ANTONIA.-  Quería advertiros de que...

ARGAN.-  ¡Que hables bajo, te digo!

ANTONIA.-  Señor... (Gesticula como si hablara.) 

ARGAN.-  ¿Qué?

ANTONIA.-  Os decía... (Hace como si hablara.) 

ARGAN.-  ¿Pero qué es lo que dices?

ANTONIA.-   (Alto.)  Digo que hay ahí un hombre que quiere hablar con el señor.

ARGAN.-  Que pase.

 

(ANTONIA hace señas a CLEONTE para que se acerque.)

 

CLEONTE.-  Señor...

ANTONIA.-   (Con zumba.)  No habléis tan alto, que le retiemblan los sesos al señor.

CLEONTE.-  Celebro el encontraros levantado y ver que estáis mejor.

ANTONIA.-   (Fingiendo indignación.)  ¿Quién os ha dicho que está mejor? No es cierto: el señor sigue mal.

CLEONTE.-  He oído decir que el señor estaba más aliviado, y a juzgar por el semblante...

ANTONIA.-  ¿Qué queréis decir con eso del semblante? El señor tiene muy mala cara, y es una impertinencia decir que está mejor. Nunca estuvo tan mal como ahora.

ARGAN.-  Tiene razón.

ANTONIA.-  Anda, duerme, come y bebe como todo el mundo; pero, a pesar de eso, está muy mal.

ARGAN.-  Es verdad.

CLEONTE.-  Lo lamento, señor... Yo venía de parte del maestro de música de vuestra hija, que se ha visto precisado a marchar al campo por unos días; y, como tenemos una gran amistad, me ha rogado que continuase las lecciones, temeroso de que, al interrumpirlas, pueda olvidar vuestra hija lo que ya ha aprendido.

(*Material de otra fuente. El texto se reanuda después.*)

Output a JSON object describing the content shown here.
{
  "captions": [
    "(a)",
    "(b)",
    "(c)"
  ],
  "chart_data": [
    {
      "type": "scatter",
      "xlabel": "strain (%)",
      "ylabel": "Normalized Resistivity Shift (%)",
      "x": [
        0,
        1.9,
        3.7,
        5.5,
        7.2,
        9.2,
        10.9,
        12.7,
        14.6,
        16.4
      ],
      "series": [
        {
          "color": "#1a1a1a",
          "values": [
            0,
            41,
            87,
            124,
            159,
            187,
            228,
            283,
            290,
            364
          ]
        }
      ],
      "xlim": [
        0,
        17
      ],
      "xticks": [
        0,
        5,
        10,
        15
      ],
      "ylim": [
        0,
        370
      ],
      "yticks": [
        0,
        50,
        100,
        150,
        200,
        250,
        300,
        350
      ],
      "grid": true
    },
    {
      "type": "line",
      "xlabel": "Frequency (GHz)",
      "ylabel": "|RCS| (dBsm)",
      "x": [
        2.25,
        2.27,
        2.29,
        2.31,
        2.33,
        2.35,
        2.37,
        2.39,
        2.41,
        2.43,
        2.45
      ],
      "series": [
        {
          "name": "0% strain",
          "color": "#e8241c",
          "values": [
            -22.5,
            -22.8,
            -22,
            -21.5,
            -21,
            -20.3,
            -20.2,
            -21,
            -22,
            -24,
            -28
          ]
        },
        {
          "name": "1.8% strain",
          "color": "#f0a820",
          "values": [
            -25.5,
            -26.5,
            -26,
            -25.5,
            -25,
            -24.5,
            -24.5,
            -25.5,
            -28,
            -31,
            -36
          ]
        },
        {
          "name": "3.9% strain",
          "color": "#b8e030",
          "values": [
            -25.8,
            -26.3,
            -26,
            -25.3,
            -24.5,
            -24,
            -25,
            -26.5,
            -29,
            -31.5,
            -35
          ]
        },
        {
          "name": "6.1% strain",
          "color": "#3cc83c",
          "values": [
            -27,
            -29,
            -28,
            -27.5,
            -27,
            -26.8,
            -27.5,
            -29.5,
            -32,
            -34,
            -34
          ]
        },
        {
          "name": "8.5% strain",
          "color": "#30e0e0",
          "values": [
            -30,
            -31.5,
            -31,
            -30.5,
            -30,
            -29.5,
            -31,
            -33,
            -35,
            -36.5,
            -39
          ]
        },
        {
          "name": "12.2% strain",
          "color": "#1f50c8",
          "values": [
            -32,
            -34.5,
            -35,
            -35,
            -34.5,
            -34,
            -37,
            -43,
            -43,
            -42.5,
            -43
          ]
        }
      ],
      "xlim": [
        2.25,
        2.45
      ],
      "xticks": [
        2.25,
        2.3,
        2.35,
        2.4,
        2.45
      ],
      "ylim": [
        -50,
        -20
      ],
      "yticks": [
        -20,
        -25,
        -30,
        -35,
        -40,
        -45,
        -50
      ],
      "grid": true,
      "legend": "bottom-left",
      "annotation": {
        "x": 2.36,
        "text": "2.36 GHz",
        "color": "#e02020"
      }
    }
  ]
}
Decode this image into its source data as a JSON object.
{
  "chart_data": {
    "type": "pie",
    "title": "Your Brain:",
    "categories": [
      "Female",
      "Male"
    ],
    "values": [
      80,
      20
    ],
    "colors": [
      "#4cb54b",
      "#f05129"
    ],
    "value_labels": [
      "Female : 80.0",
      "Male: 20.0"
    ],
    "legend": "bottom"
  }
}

ARGAN.-  Perfectamente. Llama a Angélica.

ANTONIA.-  Será mejor que el señor vaya a buscarla a su alcoba.

ARGAN.-  No; dile que venga.

ANTONIA.-  Les conviene cierto recogimiento para dar la lección.

ARGAN.-  No.

ANTONIA.-  Además, que os van a aturdir, y en el estado en que estáis, lo peor es que os carguen la cabeza.

ARGAN.-  Te digo que no. La música me deleita y me encontraré muy a gusto... Aquí viene ella. Ve a ver si mi mujer se ha levantado.



Escena III

 

ARGAN, ANGÉLICA y CLEONTE.

 

ARGAN.-  Ven acá, hija mía. Tu maestro de música ha tenido que ausentarse y envía a este amigo en su lugar.

ANGÉLICA.-  ¡Cielos!

ARGAN.-  ¿Qué es eso? ¿De qué te sorprendes?

ANGÉLICA.-  Es que...

ARGAN.-  ¿Qué?

ANGÉLICA.-  Una extraña coincidencia.

ARGAN.-  ¿Cuál?

ANGÉLICA.-  Esta misma noche, soñando, me encontraba en el trance más arriesgado, y, de improviso, apareció un caballero enteramente idéntico a este señor. Yo le pedí socorro y él, acudiendo en mi ayuda, me libertó del peligro. Figuraos mi sorpresa al encontrar ahora aquí a la persona con quien he estado soñando toda la noche.

CLEONTE.-  Feliz ocurrencia la de ocupar vuestro pensamiento, ya en sueños, ya en vigilia; pero mi dicha sería mucho mayor si al encontraros en verdadero trance me juzgarais digno de socorreros. No habría peligro al que no me arriesgara...



Escena IV

 

ANTONIA, CLEONTE, ANGÉLICA y ARGAN.

 

ANTONIA.-   (Entrando y con zumba.)  Señor, me vuelvo atrás de todo lo que os dije ayer y me pongo de vuestra parte. Ahí están el señor Diafoirus y su hijo, que vienen a saludaros. ¡Vaya si vais a enyernar bien! No hay joven más lucido ni más inteligente en el mundo. No ha dicho más que dos palabras y ya me ha hecho tilín; vuestra hija va a quedar encantada.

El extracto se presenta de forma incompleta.